Anyway, eventually, I stopped going to karaoke. I stopped keeping in touch at all. I had gotten busy with life and I don’t keep the same schedule. I’m not the night owl that most of them are. Karaoke doesn’t even start until 10 pm. I wasn’t finding or even looking for the validation I once sought from them.
Joe was the only one still talking to me, not even his girlfriend. Not for any reason that I know of, it was just because I had stopped going. Eventually, even Joe stopped reaching out. The only thing that tied us together, karaoke, wasn’t a common thread anymore.
What was funny is that Joe didn’t even sing. Once in a great while, he would get up and do a duet with his friends. For the most part, he came to have a good time, watch everyone have fun, and cheer people on.
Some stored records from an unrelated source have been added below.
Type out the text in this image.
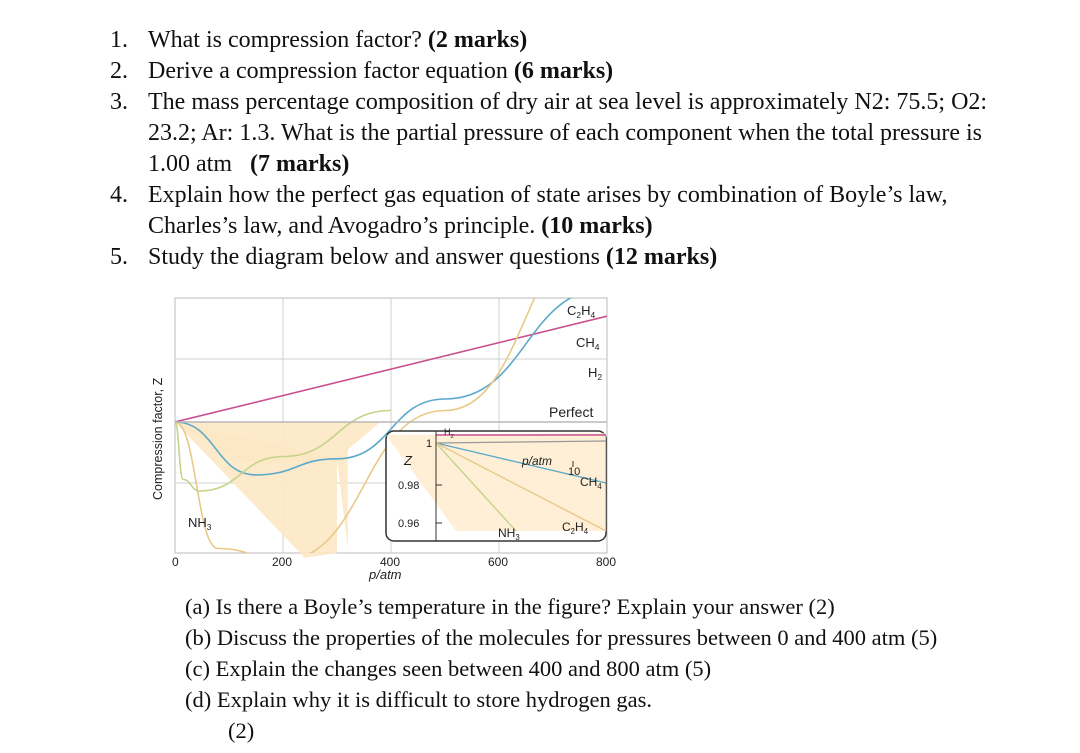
1. What is compression factor? (2 marks)
2. Derive a compression factor equation (6 marks)
3. The mass percentage composition of dry air at sea level is approximately N2: 75.5; O2:
23.2; Ar: 1.3. What is the partial pressure of each component when the total pressure is
1.00 atm (7 marks)
4. Explain how the perfect gas equation of state arises by combination of Boyle’s law,
Charles’s law, and Avogadro’s principle. (10 marks)
5. Study the diagram below and answer questions (12 marks)
1
0.98
0.96
Z	p/atm
10
$H_2$
$CH_4$
$NH_3$
$C_2H_4$
$C_2H_4$
$CH_4$
$H_2$
Perfect
$NH_3$
0	200	400	600	800
p/atm
Compression factor, Z
(a) Is there a Boyle’s temperature in the figure? Explain your answer (2)
(b) Discuss the properties of the molecules for pressures between 0 and 400 atm (5)
(c) Explain the changes seen between 400 and 800 atm (5)
(d) Explain why it is difficult to store hydrogen gas.
(2)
Joe will be missed by a lot of people. As a matter of fact, what made me think of writing this is seeing the turnout and procession for his funeral. I’m pretty sure I could see Joe smiling down on us as we run the red lights legally, with police permission, let alone, in his honor.....I’m sure he was smiling down upon us, as they say.
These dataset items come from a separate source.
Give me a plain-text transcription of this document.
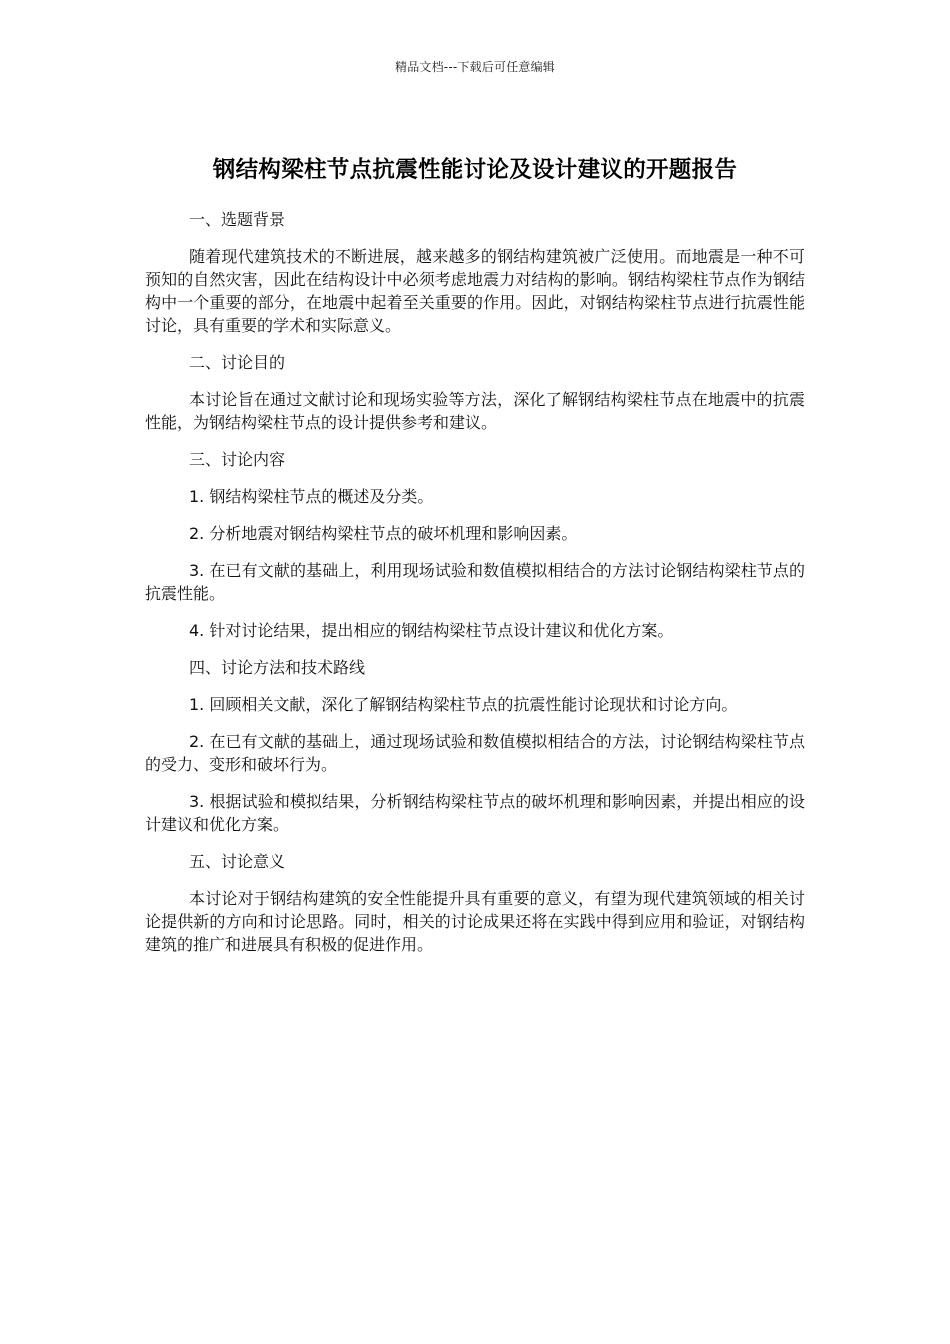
精品文档---下载后可任意编辑
钢结构梁柱节点抗震性能讨论及设计建议的开题报告

一、选题背景

随着现代建筑技术的不断进展，越来越多的钢结构建筑被广泛使用。而地震是一种不可预知的自然灾害，因此在结构设计中必须考虑地震力对结构的影响。钢结构梁柱节点作为钢结构中一个重要的部分，在地震中起着至关重要的作用。因此，对钢结构梁柱节点进行抗震性能讨论，具有重要的学术和实际意义。

二、讨论目的

本讨论旨在通过文献讨论和现场实验等方法，深化了解钢结构梁柱节点在地震中的抗震性能，为钢结构梁柱节点的设计提供参考和建议。

三、讨论内容

1. 钢结构梁柱节点的概述及分类。

2. 分析地震对钢结构梁柱节点的破坏机理和影响因素。

3. 在已有文献的基础上，利用现场试验和数值模拟相结合的方法讨论钢结构梁柱节点的抗震性能。

4. 针对讨论结果，提出相应的钢结构梁柱节点设计建议和优化方案。

四、讨论方法和技术路线

1. 回顾相关文献，深化了解钢结构梁柱节点的抗震性能讨论现状和讨论方向。

2. 在已有文献的基础上，通过现场试验和数值模拟相结合的方法，讨论钢结构梁柱节点的受力、变形和破坏行为。

3. 根据试验和模拟结果，分析钢结构梁柱节点的破坏机理和影响因素，并提出相应的设计建议和优化方案。

五、讨论意义

本讨论对于钢结构建筑的安全性能提升具有重要的意义，有望为现代建筑领域的相关讨论提供新的方向和讨论思路。同时，相关的讨论成果还将在实践中得到应用和验证，对钢结构建筑的推广和进展具有积极的促进作用。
I learned when my dad died that adding the dirt at a person’s funeral is representative of doing one final kind deed for them as you help them return to where they came from, ashes to ashes, dust to dust.
I love that Jewish tradition. I don’t know if other religions or cultures have that custom, but that is definitely one that resonates with me.
It’s kind of like we’re both getting the last word in. The final kindness that cannot be physically repaid.
I have my own beliefs that make it easier for me to deal with death for the most part. Not everyone would understand those beliefs. I won’t go into detail here, but I believe we are eternal and I believe Joe is not gone, but only from our physical world. I believe he remains with us forever.
I saw his family and friends in so much pain from the sadness that it seemed unbearable. His parents were there, standing so strong. I’m sure they couldn’t believe they were burying their son. I could only imagine the pain in their hearts right now. His girlfriend, his best friend and easily over a hundred other friends and family. It was an honor to be there among his friends, both in Joe’s life and in his death.
I believe in guardian angels. Joe now has a vantage view. If I know Joe, he’ll do whatever he can to get messages to us when and how he can. Anytime he can help or even just make us laugh. I’ll be keeping an eye out for signs. I’ll be looking for clues.
Joe made me feel seen.
Joe heard me when I thought no one was listening.
Joe made me feel like I mattered.
That, to me, is why Joe mattered. Joe made everyone feel like they mattered. That’s just who Joe was.